How to make Barcelona better

France’s third highest ever scorer celebrated his birthday this week.
He has won league championships in France, Italy – in two divisions – been Serie A’s top scorer, played in a Champions League final, a World Cup final, was part of France’s 1998 World Cup winning squad and famously won the European Championships with a shot from the heavens.
He scored more than a goal every other game for Monaco and Juventus and did virtually the same for the national team. He has scored two goals in just three starts for his seventh and latest club.
And this Sunday, some 7,000 miles from France, one of the biggest names in European and world football during the noughties will trot out onto a pitch in Rosario, Argentina, to play in one of the most keenly-fought derbies anywhere, Rosario Central v Newell’s Old Boys.
Happy birthday 36-year-old David Trezeguet. We hardly knew you were still playing.

He may have had one of the most garlanded careers of recent times, but Trezeguet continues to play when other former French internationals are reduced to making hand signals on live television.
And Trezeguet is indeed still playing at the top.
Newell’s Old Boys, his latest team, are the current Argentinian champions and league leaders of the Primera. A win against their dreaded rivals on Sunday and it is hard to see how life could get much better for Newell’s.
But things could be about to get even better for Trezeguet.
This week the French international who was raised in Argentina was linked with a move to an eighth club…Barcelona.
Fanciful?
Maybe but Trezeguet will certainly have not gone unnoticed by a man who played a total of 14 years for, ahem, NOB and managed them to their league title last year, Tata Martino, now manager of Barcelona.
Newell’s are also the club where a little boy called Lionel began to play football.
And he really was little then, until Barcelona offered to pay for growth hormones and took him to Spain where he is more commonly known as Leo Messi.
(As an aside, Newell’s bitter rivals, Central, were supported by another local lad, Che Guevara).
But back to Trezeguet.
The theory goes that Martino wants a little more cut and thrust upfront for his post-Pep team. A bit of ooomph to complement the triangles.

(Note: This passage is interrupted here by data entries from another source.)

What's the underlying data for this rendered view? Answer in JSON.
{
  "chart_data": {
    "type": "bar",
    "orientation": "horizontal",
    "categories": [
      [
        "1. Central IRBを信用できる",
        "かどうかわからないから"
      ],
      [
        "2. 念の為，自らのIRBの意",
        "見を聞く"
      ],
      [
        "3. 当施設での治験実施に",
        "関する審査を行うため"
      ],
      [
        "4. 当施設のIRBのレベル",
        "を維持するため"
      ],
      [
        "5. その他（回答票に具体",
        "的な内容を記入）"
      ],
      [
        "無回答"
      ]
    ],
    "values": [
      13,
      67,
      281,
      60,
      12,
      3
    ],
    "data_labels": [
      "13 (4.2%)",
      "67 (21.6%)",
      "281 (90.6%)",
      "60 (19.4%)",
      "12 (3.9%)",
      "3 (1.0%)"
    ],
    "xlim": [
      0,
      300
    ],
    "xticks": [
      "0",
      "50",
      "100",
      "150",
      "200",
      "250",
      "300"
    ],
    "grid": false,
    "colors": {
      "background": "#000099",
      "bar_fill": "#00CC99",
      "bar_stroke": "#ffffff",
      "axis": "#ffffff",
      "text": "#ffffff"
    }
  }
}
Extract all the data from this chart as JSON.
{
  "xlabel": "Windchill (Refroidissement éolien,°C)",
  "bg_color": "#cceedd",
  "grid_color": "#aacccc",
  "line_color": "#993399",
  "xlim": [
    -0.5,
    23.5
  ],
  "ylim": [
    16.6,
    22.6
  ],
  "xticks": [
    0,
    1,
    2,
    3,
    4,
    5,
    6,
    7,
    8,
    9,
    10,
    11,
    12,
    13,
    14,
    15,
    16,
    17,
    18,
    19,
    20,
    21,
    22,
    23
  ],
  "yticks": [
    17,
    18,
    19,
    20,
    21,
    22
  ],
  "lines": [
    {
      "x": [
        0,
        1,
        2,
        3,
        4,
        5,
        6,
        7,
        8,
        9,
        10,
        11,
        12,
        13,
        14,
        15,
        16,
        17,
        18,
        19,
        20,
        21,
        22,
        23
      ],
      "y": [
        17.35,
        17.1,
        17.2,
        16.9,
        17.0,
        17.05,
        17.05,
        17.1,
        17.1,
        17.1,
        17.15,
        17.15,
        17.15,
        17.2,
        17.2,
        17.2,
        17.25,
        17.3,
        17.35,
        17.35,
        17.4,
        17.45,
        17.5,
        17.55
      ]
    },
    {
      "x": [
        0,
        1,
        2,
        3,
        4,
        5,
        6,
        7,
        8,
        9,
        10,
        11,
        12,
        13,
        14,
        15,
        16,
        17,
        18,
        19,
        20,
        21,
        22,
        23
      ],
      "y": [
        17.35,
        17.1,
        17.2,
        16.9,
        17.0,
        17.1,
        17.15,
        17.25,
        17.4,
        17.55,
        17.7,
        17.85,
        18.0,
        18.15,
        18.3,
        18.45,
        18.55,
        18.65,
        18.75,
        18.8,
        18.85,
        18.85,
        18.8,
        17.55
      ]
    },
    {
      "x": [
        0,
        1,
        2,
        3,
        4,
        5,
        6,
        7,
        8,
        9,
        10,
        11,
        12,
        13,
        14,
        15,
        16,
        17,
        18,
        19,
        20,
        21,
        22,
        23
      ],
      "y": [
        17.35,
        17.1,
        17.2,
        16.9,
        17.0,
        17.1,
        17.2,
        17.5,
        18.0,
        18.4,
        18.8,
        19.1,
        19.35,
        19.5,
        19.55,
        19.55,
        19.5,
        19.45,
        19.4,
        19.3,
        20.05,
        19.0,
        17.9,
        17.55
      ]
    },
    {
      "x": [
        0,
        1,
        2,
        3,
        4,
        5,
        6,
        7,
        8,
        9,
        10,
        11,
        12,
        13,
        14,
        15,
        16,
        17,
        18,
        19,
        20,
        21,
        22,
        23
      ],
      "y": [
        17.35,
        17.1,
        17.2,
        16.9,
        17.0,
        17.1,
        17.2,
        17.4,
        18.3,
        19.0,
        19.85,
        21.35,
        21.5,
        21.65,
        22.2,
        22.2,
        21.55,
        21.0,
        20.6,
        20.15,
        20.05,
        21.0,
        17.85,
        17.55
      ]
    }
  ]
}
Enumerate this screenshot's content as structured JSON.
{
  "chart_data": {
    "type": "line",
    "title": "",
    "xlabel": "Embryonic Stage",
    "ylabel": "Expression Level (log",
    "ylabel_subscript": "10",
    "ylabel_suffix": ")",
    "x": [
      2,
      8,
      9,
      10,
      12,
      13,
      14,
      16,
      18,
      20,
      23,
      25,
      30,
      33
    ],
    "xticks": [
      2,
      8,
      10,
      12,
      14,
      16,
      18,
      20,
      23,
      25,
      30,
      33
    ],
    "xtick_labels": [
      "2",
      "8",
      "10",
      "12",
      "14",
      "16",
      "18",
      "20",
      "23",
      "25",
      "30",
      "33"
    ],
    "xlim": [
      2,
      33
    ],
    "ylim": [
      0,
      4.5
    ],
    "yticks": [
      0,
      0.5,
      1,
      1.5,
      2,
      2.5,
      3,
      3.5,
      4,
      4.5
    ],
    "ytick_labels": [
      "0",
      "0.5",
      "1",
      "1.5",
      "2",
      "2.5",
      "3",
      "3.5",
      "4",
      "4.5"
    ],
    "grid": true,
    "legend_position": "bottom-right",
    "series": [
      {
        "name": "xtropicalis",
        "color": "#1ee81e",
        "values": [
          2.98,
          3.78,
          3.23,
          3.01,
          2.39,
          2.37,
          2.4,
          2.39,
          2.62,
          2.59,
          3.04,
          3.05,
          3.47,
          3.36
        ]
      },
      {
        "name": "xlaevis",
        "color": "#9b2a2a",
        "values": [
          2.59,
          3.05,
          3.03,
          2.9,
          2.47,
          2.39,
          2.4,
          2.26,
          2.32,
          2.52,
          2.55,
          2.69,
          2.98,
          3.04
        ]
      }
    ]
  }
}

And what could be more cut and thrust than a rangy, gangly two-footed striker such as Trezeguet who has scored almost 260 goals throughout his career in a little over 400 games?
“King David” as he is called at Newell’s, may have had an illustrious career but it feels as if he has been treading water for the past few years, waiting for the inevitable retirement.
Released by Juventus in 2010, Trezeguet played in Spain for Hercules, trotted off to the UAE to play twice in three months before pitching up in Buenos Aires to play for one of the country’s grandest clubs, River Plate, the club he supported as a boy, then Newell’s
Playing and scoring for River Plate – which he did 16 times in 36 games – said Trezeguet gave him more of a thrill than anything else he had ever done on a football pitch.
Maybe Barcelona might challenge that. Maybe.